Miss J Dyer BA York PGCE (Head of Department); Mr S F Jolly BSc Durham, PGCE; Mrs P Jolly MA Cantab, PGCE; Miss H Morris BSc (QTS) Sheffield Hallam; Mr M Beardsley BA Oxford (Christ Church) PGCE, Mrs F E Wells M.Sc. Hull, B.Sc. Liverpool, PGCE
Examination body: Edexcel
AS Level Mathematics could sensibly be studied in combination with any other subject.
Therefore, whatever your main interest, if you are good at Maths, and enjoy it, you should take it at A Level. Past A Level Maths pupils have become lawyers, engineers and doctors.
If you are thinking of going into a broadly scientific area, Mathematics can only be a help and may be vital. If you are wondering how good you have to be, then there are no fixed rules. Broadly speaking, at A Level, your AS grade will not be better than your GCSE grade but what matters most is your attitude and willingness to work.
Obtaining a Maths A Level shows that you have the transferable skills of analysis, logic, and problem-solving, which will always come in handy. Some degree subjects such as Physics and Engineering ask for a Maths A Level as part of the entry requirements. Others, such as Medicine and Architecture, do not make it a necessity, but they still have a fair amount of mathematical content.

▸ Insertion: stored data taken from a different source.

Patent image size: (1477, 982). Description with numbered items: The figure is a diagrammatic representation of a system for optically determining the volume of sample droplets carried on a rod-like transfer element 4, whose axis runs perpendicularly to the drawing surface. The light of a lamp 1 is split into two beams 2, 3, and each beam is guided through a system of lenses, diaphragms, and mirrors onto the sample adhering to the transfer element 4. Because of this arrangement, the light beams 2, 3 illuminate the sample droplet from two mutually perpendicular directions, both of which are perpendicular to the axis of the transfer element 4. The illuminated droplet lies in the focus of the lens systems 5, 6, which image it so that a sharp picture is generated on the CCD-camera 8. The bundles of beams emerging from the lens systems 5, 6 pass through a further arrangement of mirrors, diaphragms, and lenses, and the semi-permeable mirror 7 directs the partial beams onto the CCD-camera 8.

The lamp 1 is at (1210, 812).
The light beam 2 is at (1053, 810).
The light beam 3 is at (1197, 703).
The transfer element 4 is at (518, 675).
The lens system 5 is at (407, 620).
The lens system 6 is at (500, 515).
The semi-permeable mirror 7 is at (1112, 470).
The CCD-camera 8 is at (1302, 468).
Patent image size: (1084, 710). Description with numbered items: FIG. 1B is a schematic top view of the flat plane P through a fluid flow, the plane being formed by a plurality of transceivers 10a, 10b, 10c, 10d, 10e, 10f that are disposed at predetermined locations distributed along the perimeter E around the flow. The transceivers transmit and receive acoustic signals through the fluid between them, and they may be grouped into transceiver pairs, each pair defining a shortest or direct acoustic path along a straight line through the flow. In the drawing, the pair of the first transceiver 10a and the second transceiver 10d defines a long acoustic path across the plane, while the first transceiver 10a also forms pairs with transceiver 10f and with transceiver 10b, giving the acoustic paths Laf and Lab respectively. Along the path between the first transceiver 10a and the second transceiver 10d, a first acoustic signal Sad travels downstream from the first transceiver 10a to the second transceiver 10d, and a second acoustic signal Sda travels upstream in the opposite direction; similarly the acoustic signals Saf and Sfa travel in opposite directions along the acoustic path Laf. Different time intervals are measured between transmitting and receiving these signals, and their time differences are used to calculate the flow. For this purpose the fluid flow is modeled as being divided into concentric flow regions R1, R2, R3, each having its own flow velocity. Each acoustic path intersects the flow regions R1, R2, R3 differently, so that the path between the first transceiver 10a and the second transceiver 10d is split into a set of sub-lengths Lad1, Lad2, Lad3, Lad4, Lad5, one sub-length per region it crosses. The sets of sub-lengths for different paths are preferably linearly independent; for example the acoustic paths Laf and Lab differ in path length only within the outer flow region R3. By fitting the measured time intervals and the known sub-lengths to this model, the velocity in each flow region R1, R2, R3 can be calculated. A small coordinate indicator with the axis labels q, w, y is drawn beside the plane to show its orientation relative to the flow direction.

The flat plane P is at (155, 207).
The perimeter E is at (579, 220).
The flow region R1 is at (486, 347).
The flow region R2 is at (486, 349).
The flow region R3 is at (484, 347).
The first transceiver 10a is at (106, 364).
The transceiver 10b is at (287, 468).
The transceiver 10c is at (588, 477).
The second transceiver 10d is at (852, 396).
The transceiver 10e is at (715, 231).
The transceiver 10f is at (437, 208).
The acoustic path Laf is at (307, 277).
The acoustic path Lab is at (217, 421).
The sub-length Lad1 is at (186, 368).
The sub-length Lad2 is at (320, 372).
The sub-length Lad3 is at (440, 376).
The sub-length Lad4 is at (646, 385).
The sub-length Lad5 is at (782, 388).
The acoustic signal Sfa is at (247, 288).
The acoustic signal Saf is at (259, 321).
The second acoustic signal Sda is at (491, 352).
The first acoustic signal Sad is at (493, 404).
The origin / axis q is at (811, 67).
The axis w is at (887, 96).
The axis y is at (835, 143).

You will need an A grade at GCSE. We do occasionally accept pupils who obtain B grades but you must be prepared to work very hard, and this normally only happens in exceptional circumstances.
Delivery and assessment
AS Level Mathematics is made up of two sections:
Pure Maths - This is two-thirds of the course and extends the Algebra, Co-ordinate Geometry, Trigonometry and Sequences work from GCSE and introduces Calculus.
Applied Maths - This is one-third of the course and is made up of both Statistics and Mechanics. The Statistics is an extension of topics such as Histograms and Probability at GCSE, whereas the Mechanics involves new topics such as forces and momentum.
A Level Mathematics is a direct extension of AS Mathematics. It covers everything from the AS course, but extends both the Pure and Applied sections in more depth.
Maneka studied A Levels in Economics, Maths and Physics, and she received the Hull Collegiate Effort and Progress Prize in Year 12. She swiftly secured an internship at Barclays, before going on to study Economics at the University of Leicester.
After studying Chemistry, Physics and Maths at A Level, Chloe went on to read Chemical Engineering at Newcastle University, starting in 2015. She is currently applying for summer and year placements to work in industry, before completing her Master’s degree.